Aug 20, 2004 03:57
hi everybody that i hardly know. it's em. i haven't updated since the end of june or something, somewhere around the time of finals. but i've decided to start again, because tj, the coolest, and his lj inspired me to. so i am. woot. i miss gabby. i haven't talked to her in succcch a long time. camp sucks. GIVE HER BACK.
i spent my entire day at the library today, trying to work on my summer work, because my mom's psycho and i'm not allowed out of the house until it's all done. and it has to be done by sunday night. so basically, i can go out sunday night.
but i NEED to go to sisley's house tomorrow because everyone's going and i want to see nick before i leave. and everyone else. but mostly nick.
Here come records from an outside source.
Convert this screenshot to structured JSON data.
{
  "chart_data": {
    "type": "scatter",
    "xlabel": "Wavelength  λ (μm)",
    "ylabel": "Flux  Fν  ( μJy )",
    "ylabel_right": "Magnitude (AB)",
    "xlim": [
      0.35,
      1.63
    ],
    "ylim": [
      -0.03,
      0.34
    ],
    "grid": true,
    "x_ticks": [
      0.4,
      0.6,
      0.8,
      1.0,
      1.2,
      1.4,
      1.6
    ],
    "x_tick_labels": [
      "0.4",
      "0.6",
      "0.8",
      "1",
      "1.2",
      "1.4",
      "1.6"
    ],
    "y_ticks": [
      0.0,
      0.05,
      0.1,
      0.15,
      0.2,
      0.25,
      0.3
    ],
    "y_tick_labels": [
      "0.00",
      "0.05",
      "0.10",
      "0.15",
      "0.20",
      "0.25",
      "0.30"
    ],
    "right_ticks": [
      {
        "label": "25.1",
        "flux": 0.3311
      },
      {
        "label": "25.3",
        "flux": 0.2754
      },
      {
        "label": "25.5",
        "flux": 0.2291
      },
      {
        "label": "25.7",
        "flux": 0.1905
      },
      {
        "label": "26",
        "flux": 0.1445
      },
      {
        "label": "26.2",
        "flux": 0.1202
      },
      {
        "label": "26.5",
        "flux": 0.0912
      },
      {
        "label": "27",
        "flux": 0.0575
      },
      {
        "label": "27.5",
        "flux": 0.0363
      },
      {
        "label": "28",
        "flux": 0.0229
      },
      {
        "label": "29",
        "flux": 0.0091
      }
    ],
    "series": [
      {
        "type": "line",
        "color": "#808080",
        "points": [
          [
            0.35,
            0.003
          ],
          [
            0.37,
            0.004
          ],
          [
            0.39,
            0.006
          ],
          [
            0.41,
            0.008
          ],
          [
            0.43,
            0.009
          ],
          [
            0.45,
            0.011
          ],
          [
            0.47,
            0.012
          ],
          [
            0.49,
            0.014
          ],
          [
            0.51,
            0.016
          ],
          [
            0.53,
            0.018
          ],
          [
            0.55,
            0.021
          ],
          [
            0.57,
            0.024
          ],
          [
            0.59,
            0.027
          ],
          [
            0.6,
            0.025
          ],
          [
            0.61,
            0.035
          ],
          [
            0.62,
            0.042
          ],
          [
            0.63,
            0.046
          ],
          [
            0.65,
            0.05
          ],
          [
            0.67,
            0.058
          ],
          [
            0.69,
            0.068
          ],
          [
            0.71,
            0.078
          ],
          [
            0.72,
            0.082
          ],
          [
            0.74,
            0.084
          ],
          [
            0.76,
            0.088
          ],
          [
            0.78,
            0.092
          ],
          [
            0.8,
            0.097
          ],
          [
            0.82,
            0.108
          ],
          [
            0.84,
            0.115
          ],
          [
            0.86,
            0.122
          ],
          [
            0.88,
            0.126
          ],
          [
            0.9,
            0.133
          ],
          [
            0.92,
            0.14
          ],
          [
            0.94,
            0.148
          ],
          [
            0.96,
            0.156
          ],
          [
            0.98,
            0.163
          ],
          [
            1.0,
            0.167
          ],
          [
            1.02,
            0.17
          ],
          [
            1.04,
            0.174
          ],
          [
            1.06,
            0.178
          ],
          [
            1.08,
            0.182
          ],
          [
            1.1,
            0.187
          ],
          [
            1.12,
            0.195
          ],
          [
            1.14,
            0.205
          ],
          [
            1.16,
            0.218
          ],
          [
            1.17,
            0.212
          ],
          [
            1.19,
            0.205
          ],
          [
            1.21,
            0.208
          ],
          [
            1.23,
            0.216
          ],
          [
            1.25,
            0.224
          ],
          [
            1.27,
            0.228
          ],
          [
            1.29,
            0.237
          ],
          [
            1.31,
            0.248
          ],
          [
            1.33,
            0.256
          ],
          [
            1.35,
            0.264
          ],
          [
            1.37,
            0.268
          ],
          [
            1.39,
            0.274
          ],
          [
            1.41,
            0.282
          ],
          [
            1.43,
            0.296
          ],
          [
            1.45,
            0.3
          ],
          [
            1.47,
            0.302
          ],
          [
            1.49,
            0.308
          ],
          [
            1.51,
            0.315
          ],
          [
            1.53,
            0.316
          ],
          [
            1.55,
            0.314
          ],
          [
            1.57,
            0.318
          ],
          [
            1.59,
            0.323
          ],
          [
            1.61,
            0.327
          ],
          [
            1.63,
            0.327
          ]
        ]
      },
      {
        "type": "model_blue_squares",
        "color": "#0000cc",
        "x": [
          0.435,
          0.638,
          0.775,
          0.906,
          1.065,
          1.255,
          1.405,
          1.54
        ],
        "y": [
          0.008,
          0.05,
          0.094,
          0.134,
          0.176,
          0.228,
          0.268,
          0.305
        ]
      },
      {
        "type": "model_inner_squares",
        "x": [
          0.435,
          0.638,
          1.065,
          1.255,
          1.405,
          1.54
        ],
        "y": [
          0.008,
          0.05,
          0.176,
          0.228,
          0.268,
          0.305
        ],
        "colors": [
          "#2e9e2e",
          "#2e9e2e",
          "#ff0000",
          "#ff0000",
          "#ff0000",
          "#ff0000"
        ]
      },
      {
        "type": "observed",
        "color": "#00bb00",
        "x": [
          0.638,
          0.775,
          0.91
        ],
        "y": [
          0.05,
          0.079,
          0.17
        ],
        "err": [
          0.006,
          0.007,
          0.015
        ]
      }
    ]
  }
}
kirini turned vegan (sp?) so i've been having tofu and vegetables all weekend. she wants me to become a vegetarian atleast, if not all out vegan. but i dunno if i can give up my runs to wendy's with willy to get a cheeseburger and fries haha. well, we'll see.
sometimes, don't you wonder how different your life would have been if just one thing, one little thing hadn't happened?
people will tell you the eyes are the windows to the soul. bullshit. the hands, that's the sign of a gentleman.
today when i was in the library, the greenwich one, i was up in the balcony part where you can sit at those little cubicles and do you work and look out onto the street. and there was a man sitting across from me, and he was very well dressed, studying advanced calculus. and next to him, was a pile of magazines and books with titles like..2004's best dressed men, and how to mix and match your clothing.
i think it's really interesting to just sit in a public place and watch people's behavior and all about them. my riding trainer said she used to go and sit in grand central station and do that. finally, i have something to talk about with her.
i used to draw all the time in my sketchbook, but i haven't in a while. i did the other night in my room in long island, i was so bored so i took a sharpie and i was looking through a magazine just drawing anything i saw. i've noticed that that's when i like my drawings the most: when i'm sitting there listening to music and totally not even concentrating on my drawings. that's when they come out the best.
i was there. i was there.
whipping past
the reflecting pool.
me and you
skipping school.
i find it's hard to become friends friends with a guy now without being attracted to him. it actually kinda sucks when you think about it. that's why i have so much fun around tj and nick and austin and andrew and all them, cause i've known them forever. gheez, i've known tj since i thought he had cooties in kindergarten. argh, i just want someone who i'm not at all attracted to, that i can talk to and just have fun with, but it's not going to happen cause that's impossible. -raging hormones.
i should go to sleep, once i finish talking to tj about my messed up love life. i dunno if you can even call it that.